God kent hen als verdrukten, door onweder voortgedrevenen, ongetroosten. Maar Hij belooft en maakt waar: Zie, Ik zal uw stenen gans sierlijk leggen, en Ik zal u op saffieren grondvesten (Jes. 54:11). Door de verdrukking maakt God Zijn volk pasklaar voor de eeuwige verlossing, voor de vervulling van de belofte. Hij maakt hen rijp voor de hemel. Hij leert hen. Hij onderwijst hen. Hij geeft hen Godskennis, zelfkennis en Christuskennis. Zijn oog is op hen. Ik zal u onderwijzen, en u leren van den weg dien gij gaan zult; ik zal raad geven, mijn oog zal op u zijn (Ps. 32:8).

God kent hen als ontrouwe en afkerige kinderen. Maar Hij blijft getrouw, de Bron van alle goed: Indien wij ontrouw zijn, Hij blijft getrouw; Hij kan Zichzelven niet verloochenen (2 Tim. 2:13).
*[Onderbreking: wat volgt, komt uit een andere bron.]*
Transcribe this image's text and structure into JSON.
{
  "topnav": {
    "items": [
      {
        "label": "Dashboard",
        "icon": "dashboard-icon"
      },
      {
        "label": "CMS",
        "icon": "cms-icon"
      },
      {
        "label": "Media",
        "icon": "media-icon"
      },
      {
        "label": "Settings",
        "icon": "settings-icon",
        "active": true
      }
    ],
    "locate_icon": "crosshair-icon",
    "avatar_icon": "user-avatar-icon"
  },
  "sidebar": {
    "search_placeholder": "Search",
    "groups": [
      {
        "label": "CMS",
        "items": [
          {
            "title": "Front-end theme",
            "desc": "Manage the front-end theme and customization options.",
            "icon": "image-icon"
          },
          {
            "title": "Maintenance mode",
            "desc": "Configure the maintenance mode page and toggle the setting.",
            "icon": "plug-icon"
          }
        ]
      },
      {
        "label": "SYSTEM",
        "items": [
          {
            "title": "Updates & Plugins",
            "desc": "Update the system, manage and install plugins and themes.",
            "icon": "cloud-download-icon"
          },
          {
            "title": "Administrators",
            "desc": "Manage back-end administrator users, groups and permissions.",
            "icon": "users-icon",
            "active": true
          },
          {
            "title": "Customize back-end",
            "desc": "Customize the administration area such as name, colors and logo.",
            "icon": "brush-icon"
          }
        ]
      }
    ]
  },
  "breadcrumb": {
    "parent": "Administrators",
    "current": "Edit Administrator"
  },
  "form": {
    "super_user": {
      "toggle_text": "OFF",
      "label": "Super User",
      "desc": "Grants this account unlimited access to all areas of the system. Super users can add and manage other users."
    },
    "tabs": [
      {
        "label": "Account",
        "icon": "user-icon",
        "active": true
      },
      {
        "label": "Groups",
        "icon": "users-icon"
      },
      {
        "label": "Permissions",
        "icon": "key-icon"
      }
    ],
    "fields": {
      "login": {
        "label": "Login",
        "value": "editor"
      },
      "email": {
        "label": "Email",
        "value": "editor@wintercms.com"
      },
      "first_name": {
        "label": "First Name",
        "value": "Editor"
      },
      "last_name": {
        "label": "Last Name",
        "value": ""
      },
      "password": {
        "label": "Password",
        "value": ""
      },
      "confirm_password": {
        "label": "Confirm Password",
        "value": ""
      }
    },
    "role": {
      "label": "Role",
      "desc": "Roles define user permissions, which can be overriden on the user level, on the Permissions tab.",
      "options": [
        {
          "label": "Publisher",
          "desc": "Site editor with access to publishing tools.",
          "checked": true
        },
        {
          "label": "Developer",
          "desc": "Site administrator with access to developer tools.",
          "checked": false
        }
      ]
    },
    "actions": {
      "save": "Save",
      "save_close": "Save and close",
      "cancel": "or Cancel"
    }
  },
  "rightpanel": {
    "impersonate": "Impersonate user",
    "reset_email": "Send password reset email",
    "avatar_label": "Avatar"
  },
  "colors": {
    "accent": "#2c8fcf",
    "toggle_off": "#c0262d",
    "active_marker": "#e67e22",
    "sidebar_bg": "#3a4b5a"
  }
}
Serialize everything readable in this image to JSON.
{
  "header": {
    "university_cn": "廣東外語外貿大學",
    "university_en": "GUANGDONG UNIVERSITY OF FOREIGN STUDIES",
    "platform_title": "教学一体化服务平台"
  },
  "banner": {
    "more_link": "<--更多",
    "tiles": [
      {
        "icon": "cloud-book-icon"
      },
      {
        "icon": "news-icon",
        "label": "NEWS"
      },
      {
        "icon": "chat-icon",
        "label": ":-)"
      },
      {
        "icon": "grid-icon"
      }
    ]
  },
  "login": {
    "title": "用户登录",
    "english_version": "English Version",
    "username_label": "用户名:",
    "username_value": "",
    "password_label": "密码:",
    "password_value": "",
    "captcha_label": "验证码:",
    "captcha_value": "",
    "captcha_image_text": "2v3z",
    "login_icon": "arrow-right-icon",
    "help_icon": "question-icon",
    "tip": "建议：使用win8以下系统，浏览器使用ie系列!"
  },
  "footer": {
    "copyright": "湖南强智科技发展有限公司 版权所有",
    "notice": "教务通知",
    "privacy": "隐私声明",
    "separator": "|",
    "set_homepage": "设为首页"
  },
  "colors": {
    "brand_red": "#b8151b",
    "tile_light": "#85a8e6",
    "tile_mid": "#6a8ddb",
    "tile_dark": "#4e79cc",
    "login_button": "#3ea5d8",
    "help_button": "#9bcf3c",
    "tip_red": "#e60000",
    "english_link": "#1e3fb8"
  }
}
God kent hen. Wat een onuitsprekelijke genade en troost! Zijn liefde en ontferming is Goddelijk, oneindig, onveranderlijk en eeuwig. Is niet Efraïm Mij een dierbare zoon, is hij Mij niet een troetelkind? Want sinds dat Ik tegen hem gesproken heb, denk Ik nog ernstiglijk aan hem; daarom rommelt Mijn ingewand over hem; Ik zal Mij zijner zekerlijk ontfermen, spreekt de HEERE (Jer. 31:20). O eeuwig wonder! Geloofd zij God!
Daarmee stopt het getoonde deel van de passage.